Instalarse en el tiempo es pecar contra la esperanza. Porque estamos hechos para la vida eterna. No tenemos aquí una ciudad permanente, sino que buscamos la futura (Heb 13, 14). Nuestra verdadera patria está en los cielos (Filip 3, 20). Allí se dará la alegría superplena (Mt 25, 11). Entre tanto, vivimos “aguardando la feliz esperanza” (Tit 2, 13). Nuestra actitud fundamental, como peregrinos, no es simplemente añorar los bienes eternos y despreciar o desconocer los bienes del tiempo y sus cosas, sino vivir en estado de vigilia, es decir, en actitud de oración, practicando la caridad y haciendo fructificar nuestros talentos. En espera ardiente y activa del Señor que llega. Cuando nos viene la tentación de acostumbrarnos al tiempo o de dormirnos, hay alguien -el Espíritu de Dios que habita en nosotros- que nos grita adentro: “Ya viene el Señor” (Mt 25, 6). O también: “El Maestro está aquí y te llama” (Jn 11, 28).

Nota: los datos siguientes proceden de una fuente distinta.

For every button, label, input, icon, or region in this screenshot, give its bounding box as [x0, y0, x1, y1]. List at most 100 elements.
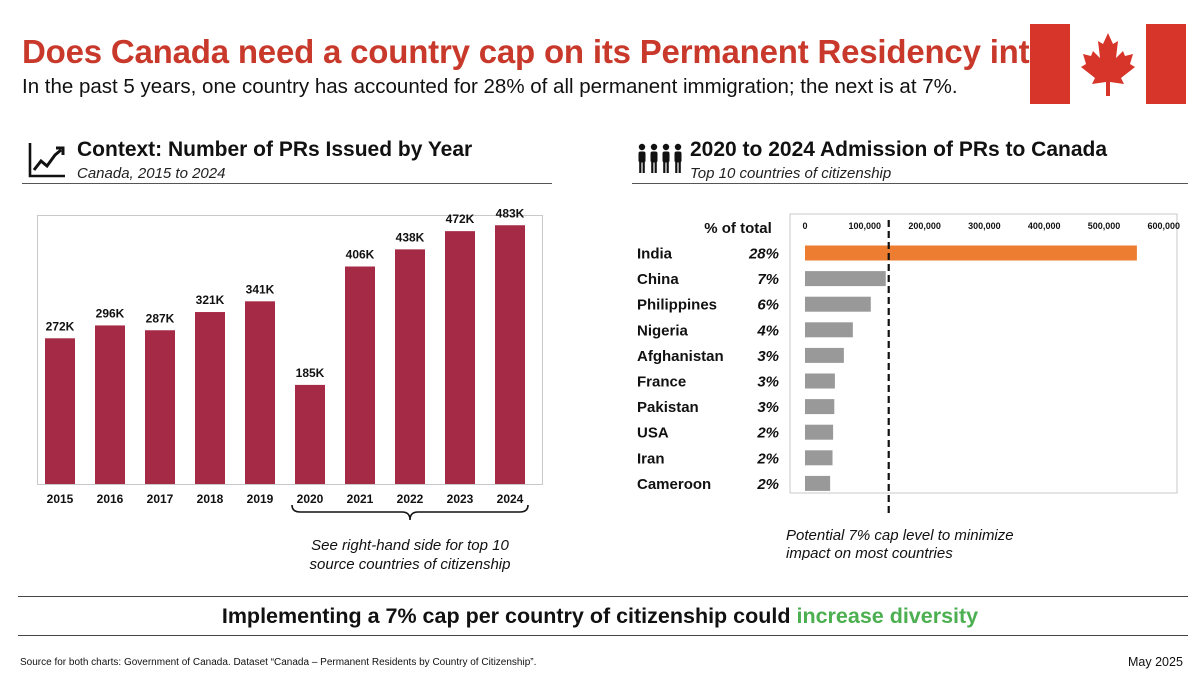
date-label: May 2025: [1128, 655, 1183, 669]
x-tick-200,000: 200,000: [908, 221, 941, 231]
page-title: Does Canada need a country cap on its Pe…: [22, 33, 1104, 70]
left-section-header: Context: Number of PRs Issued by Year Ca…: [77, 138, 472, 182]
x-tick-0: 0: [802, 221, 807, 231]
pct-label-nigeria: 4%: [756, 322, 779, 339]
plot-frame: [789, 213, 1178, 494]
bar-label-2015: 272K: [46, 319, 75, 333]
bar-2024: [495, 225, 525, 484]
left-section-subtitle: Canada, 2015 to 2024: [77, 165, 226, 182]
bar-2019: [245, 301, 275, 484]
country-label-pakistan: Pakistan: [637, 399, 699, 416]
left-section-rule: [22, 183, 552, 184]
country-label-china: China: [637, 271, 679, 288]
right-section-rule: [632, 183, 1188, 184]
left-chart-frame: [37, 215, 543, 485]
bar-india: [805, 245, 1137, 261]
bar-2015: [45, 338, 75, 484]
bar-label-2018: 321K: [196, 293, 225, 307]
right-section-header: 2020 to 2024 Admission of PRs to Canada …: [690, 138, 1107, 182]
country-label-france: France: [637, 374, 686, 391]
bracket-note-line-2: source countries of citizenship: [310, 556, 511, 573]
pct-label-pakistan: 3%: [757, 399, 779, 416]
bar-2023: [445, 231, 475, 484]
country-label-afghanistan: Afghanistan: [637, 348, 724, 365]
pct-label-iran: 2%: [756, 450, 779, 467]
bar-label-2024: 483K: [496, 206, 525, 220]
year-label-2020: 2020: [297, 492, 324, 506]
year-label-2015: 2015: [47, 492, 74, 506]
bracket-brace: [291, 504, 529, 521]
conclusion-message: Implementing a 7% cap per country of cit…: [0, 604, 1200, 629]
pct-label-france: 3%: [757, 374, 779, 391]
bracket-note-line-1: See right-hand side for top 10: [311, 537, 509, 554]
bracket-note: See right-hand side for top 10 source co…: [310, 537, 511, 573]
year-label-2021: 2021: [347, 492, 374, 506]
conclusion-highlight: increase diversity: [796, 604, 979, 628]
x-tick-300,000: 300,000: [968, 221, 1001, 231]
left-section-title: Context: Number of PRs Issued by Year: [77, 138, 473, 161]
country-label-nigeria: Nigeria: [637, 322, 689, 339]
bar-philippines: [805, 296, 871, 312]
maple-leaf-icon: [1081, 33, 1135, 96]
pct-label-usa: 2%: [756, 425, 779, 442]
x-tick-500,000: 500,000: [1088, 221, 1121, 231]
bar-afghanistan: [805, 347, 844, 363]
source-note: Source for both charts: Government of Ca…: [20, 657, 537, 668]
canada-flag-icon: [1030, 24, 1186, 104]
country-citizenship-chart: % of total Potential 7% cap level to min…: [637, 213, 1181, 560]
bar-label-2019: 341K: [246, 282, 275, 296]
page-subtitle: In the past 5 years, one country has acc…: [22, 75, 958, 98]
x-tick-600,000: 600,000: [1148, 221, 1181, 231]
bar-label-2022: 438K: [396, 230, 425, 244]
x-tick-400,000: 400,000: [1028, 221, 1061, 231]
pct-label-philippines: 6%: [757, 297, 779, 314]
x-tick-100,000: 100,000: [849, 221, 882, 231]
year-label-2017: 2017: [147, 492, 174, 506]
year-label-2023: 2023: [447, 492, 474, 506]
conclusion-text: Implementing a 7% cap per country of cit…: [221, 604, 797, 628]
right-section-subtitle: Top 10 countries of citizenship: [690, 165, 892, 182]
footer-bottom-rule: [18, 635, 1188, 636]
bar-usa: [805, 424, 834, 440]
bar-2018: [195, 312, 225, 484]
bar-iran: [805, 450, 833, 466]
people-group-icon: [638, 143, 682, 173]
bar-label-2016: 296K: [96, 306, 125, 320]
bar-china: [805, 271, 886, 287]
flag-center-field: [1070, 24, 1146, 104]
year-label-2024: 2024: [497, 492, 524, 506]
cap-note-line-2: impact on most countries: [786, 545, 953, 560]
country-label-cameroon: Cameroon: [637, 476, 711, 493]
pct-label-afghanistan: 3%: [757, 348, 779, 365]
year-label-2016: 2016: [97, 492, 124, 506]
bar-pakistan: [805, 399, 835, 415]
country-label-iran: Iran: [637, 450, 665, 467]
pct-label-cameroon: 2%: [756, 476, 779, 493]
cap-note-line-1: Potential 7% cap level to minimize: [786, 527, 1014, 544]
country-label-usa: USA: [637, 425, 669, 442]
country-label-india: India: [637, 246, 673, 263]
right-section-title: 2020 to 2024 Admission of PRs to Canada: [690, 138, 1108, 161]
bar-2020: [295, 384, 325, 484]
line-chart-icon: [28, 143, 65, 178]
year-label-2022: 2022: [397, 492, 424, 506]
bar-2022: [395, 249, 425, 484]
bar-2021: [345, 266, 375, 484]
bar-label-2021: 406K: [346, 248, 375, 262]
year-label-2018: 2018: [197, 492, 224, 506]
pct-header: % of total: [704, 220, 772, 237]
bar-2017: [145, 330, 175, 484]
flag-left-band: [1030, 24, 1070, 104]
footer-top-rule: [18, 596, 1188, 597]
bar-2016: [95, 325, 125, 484]
pct-label-india: 28%: [748, 246, 779, 263]
year-label-2019: 2019: [247, 492, 274, 506]
bar-label-2017: 287K: [146, 311, 175, 325]
bar-label-2023: 472K: [446, 212, 475, 226]
pct-label-china: 7%: [757, 271, 779, 288]
bar-cameroon: [805, 475, 831, 491]
bar-label-2020: 185K: [296, 366, 325, 380]
bar-nigeria: [805, 322, 853, 338]
country-label-philippines: Philippines: [637, 297, 717, 314]
flag-right-band: [1146, 24, 1186, 104]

Esperar no es simplemente aguardar. Es esencialmente caminar hacia el encuentro con el Señor construyendo cada día el Reino y escribiendo cada día una página nueva de la historia de los hombres. Esperar es estar seguros de que Jesús vive y, por eso mismo, caminar juntos hacia el gozo del encuentro definitivo (“estaremos siempre con el Señor”, 1 Tes 4, 17), siendo cotidianamente fieles a nuestra misión y esforzándonos por cambiar el mundo según el esquema del Evangelio.
Toda existencia cristiana, porque es una experiencia pascual, es un grito de esperanza “Resucitó Cristo, mi esperanza”. (Secuencia de Pascua). Pero lo es, de modo particular, la vida consagrada. La esencia misma de la vida consagrada -despojo de todo para seguir radicalmente a Cristo crucificado- es una proclamación profética de la esperanza: sólo cuenta Cristo. Por Él, he sacrificado todas las cosas, a las que considero como basura, con tal de ganar a Cristo y estar unido a Él (Filip 3, 8-9).
Para los tiempos nuestros -de excesiva euforia por los bienes temporales o de trágico cansancio y pesimismo ante los problemas de los hombres- cuánta falta nos hace la esperanza. Y qué bien nos hace pensar en el misterio de la Asunción de María -Pascua de Nuestra Señora- como “signo de esperanza”.
Esta es la fiesta de la plenitud del gozo. Por eso es la fiesta, por antonomasia, del Magnificat (la liturgia lo recoge en el Evangelio del día). Porque es la fiesta de la plenitud del Sí (y el Sí hizo fundamentalmente feliz a Nuestra Señora, Lc 1, 45). Es la fiesta de la nueva creación y la celebración de la esperanza que no falla (Rom 5, 5). Porque el amor de Dios ha llegado a su plenitud en la pobreza y fidelidad de María en su Asunción. Porque es la Pascua de Nuestra Señora.